Domain-general models of learning. One fundamental contribution of the CMDM team was an AI journal paper on the integration of representation learning into skill learning (Li et al., 2015). The paper presented a computational model that extended our machine learning simulation of student learning. SimStudent, providing a precise theoretical account of inductive learning processes in the KLI framework. This effort continued a LearnLab theme of demonstrating the relevance of language learning processes (i.e., grammar learning as a form of representation learning) in science and mathematics learning (cf., Koedinger & McLaughlin, 2010; Koedinger & McLaughlin 2016).
Predictive Engineering Models and Methods. Our progress in developing models and methods for engineering more effective courses was through work on the Assistance Dilemma formulation (Koedinger & Aleven, 2007, cited by 335; Koedinger, Pavlik, McLaren, & Aleven, 2008; Pavlik & Anderson, 2008; Pavlik, Bolster, Wu, Koedinger & MacWhinney, 2008; Borek, McLaren,Karabinos & Yaron, 2009; McLaren, Timms, Weihnacht & Brenner, 2012; McLaren, van Gog, Ganoe, Yaron & Karabinos, 2014; Walkington & Maull, 2011) and on extending the KLI framework (see above). We pushed the KLI framework beyond the core focus on cognitive factors to touch on issues related to the Social Communicative thrust (e.g., Koedinger & Wiese, 2wy015) and the Metacognition and Motivation thrust. For example, an ongoing collaboration between CMDM and the Metacognition and Motivation thrust produced a series of highly influential papers on machine learning based detectors of student motivation and affect (e.g., Baker et al., 2013, cited by 175; Baker & Rossi, 2013; Baker et al., 2008c, cited by 126; Rodrigo & Baker, 2011).
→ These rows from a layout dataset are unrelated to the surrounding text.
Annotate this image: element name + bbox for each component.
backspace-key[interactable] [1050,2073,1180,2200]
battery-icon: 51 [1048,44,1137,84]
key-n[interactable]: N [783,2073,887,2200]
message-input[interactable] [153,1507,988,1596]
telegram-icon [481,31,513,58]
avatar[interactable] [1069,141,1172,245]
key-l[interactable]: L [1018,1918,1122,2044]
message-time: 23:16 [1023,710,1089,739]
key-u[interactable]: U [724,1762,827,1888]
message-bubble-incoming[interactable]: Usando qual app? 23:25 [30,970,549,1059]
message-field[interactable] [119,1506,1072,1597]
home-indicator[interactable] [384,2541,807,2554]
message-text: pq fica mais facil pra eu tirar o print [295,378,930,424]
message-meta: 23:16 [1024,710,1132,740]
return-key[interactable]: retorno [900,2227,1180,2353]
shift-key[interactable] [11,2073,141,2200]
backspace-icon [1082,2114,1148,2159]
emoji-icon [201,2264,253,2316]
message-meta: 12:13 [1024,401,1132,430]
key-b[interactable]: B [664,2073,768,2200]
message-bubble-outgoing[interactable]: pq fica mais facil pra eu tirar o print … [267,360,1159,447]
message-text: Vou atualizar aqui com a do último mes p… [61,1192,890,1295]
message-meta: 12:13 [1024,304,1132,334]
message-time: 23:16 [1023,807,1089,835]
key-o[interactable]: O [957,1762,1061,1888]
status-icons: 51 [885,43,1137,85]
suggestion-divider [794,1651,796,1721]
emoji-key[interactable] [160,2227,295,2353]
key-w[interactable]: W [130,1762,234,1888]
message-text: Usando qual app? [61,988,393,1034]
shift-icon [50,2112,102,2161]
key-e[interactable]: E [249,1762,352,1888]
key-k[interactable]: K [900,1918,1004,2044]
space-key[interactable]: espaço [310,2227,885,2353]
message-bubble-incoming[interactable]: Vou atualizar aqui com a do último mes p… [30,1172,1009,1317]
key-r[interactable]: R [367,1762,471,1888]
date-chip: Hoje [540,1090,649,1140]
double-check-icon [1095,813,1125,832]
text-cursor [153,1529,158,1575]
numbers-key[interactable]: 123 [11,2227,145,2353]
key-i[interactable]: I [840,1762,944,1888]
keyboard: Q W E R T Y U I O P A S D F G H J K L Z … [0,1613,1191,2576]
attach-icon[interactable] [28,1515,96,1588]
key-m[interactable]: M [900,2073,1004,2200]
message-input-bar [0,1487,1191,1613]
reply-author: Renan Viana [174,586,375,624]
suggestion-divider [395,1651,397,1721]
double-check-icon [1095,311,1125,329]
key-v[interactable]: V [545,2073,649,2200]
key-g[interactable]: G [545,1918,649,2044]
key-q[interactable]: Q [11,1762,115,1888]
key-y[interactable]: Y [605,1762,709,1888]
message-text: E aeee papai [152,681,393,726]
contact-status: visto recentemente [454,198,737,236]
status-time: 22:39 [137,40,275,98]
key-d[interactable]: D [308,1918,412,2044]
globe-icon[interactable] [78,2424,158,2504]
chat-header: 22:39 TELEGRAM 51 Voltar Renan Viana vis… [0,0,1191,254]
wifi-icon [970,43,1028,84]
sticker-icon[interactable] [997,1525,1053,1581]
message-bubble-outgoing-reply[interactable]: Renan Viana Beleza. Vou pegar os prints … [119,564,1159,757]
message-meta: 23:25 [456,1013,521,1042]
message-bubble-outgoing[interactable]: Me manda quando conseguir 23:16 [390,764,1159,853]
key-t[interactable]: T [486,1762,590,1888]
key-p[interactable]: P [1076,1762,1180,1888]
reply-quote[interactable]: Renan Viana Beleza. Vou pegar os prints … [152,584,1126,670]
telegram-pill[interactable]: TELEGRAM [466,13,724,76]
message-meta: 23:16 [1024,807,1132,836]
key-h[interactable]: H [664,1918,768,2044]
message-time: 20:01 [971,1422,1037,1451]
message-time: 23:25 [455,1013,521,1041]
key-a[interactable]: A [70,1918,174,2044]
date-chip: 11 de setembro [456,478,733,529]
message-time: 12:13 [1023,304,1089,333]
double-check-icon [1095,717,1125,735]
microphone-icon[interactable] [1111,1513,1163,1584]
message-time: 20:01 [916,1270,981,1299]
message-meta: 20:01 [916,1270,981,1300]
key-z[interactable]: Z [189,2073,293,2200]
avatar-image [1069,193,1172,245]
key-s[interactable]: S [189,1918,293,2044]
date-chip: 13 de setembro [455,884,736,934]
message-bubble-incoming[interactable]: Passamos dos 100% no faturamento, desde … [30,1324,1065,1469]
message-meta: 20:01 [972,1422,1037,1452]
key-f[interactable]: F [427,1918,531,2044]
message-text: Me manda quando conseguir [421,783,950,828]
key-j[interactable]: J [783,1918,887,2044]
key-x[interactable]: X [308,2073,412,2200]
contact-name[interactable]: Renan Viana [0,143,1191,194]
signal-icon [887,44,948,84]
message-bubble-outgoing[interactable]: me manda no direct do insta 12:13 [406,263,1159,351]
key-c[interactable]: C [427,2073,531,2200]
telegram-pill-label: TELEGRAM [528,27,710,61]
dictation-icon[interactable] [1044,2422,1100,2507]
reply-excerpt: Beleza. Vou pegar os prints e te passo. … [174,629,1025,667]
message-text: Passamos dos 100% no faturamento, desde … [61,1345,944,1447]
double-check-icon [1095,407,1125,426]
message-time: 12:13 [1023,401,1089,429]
Large-impact Instructional Interventions. The learner models developed in CMDM let to large-impact instructional inventions. We provide two examples. First, Davenport et al., (2008) performanced a micro-level domain analysis used verbal protocol studies to identify the knowledge components that differentiate novice and expert performance while solving problems in chemical equilibrium. These analyses revealed a central conceptual structure — progress of reaction — that was not being directly addressed in instruction. A cross-semester comparison demonstrated that consequent redesign of the course materials led to a 2.5x increase in student performance on the targeted equilibrium content. Second, Chi et al., 2011 applied a machine learning method, Reinforcement Learning, to automatically derive adaptive pedagogical strategies directly from pre-existing student-computer interaction data. Results showed that the induced pedagogical strategies significantly improved students’ learning gains by up to 60% compared to control students.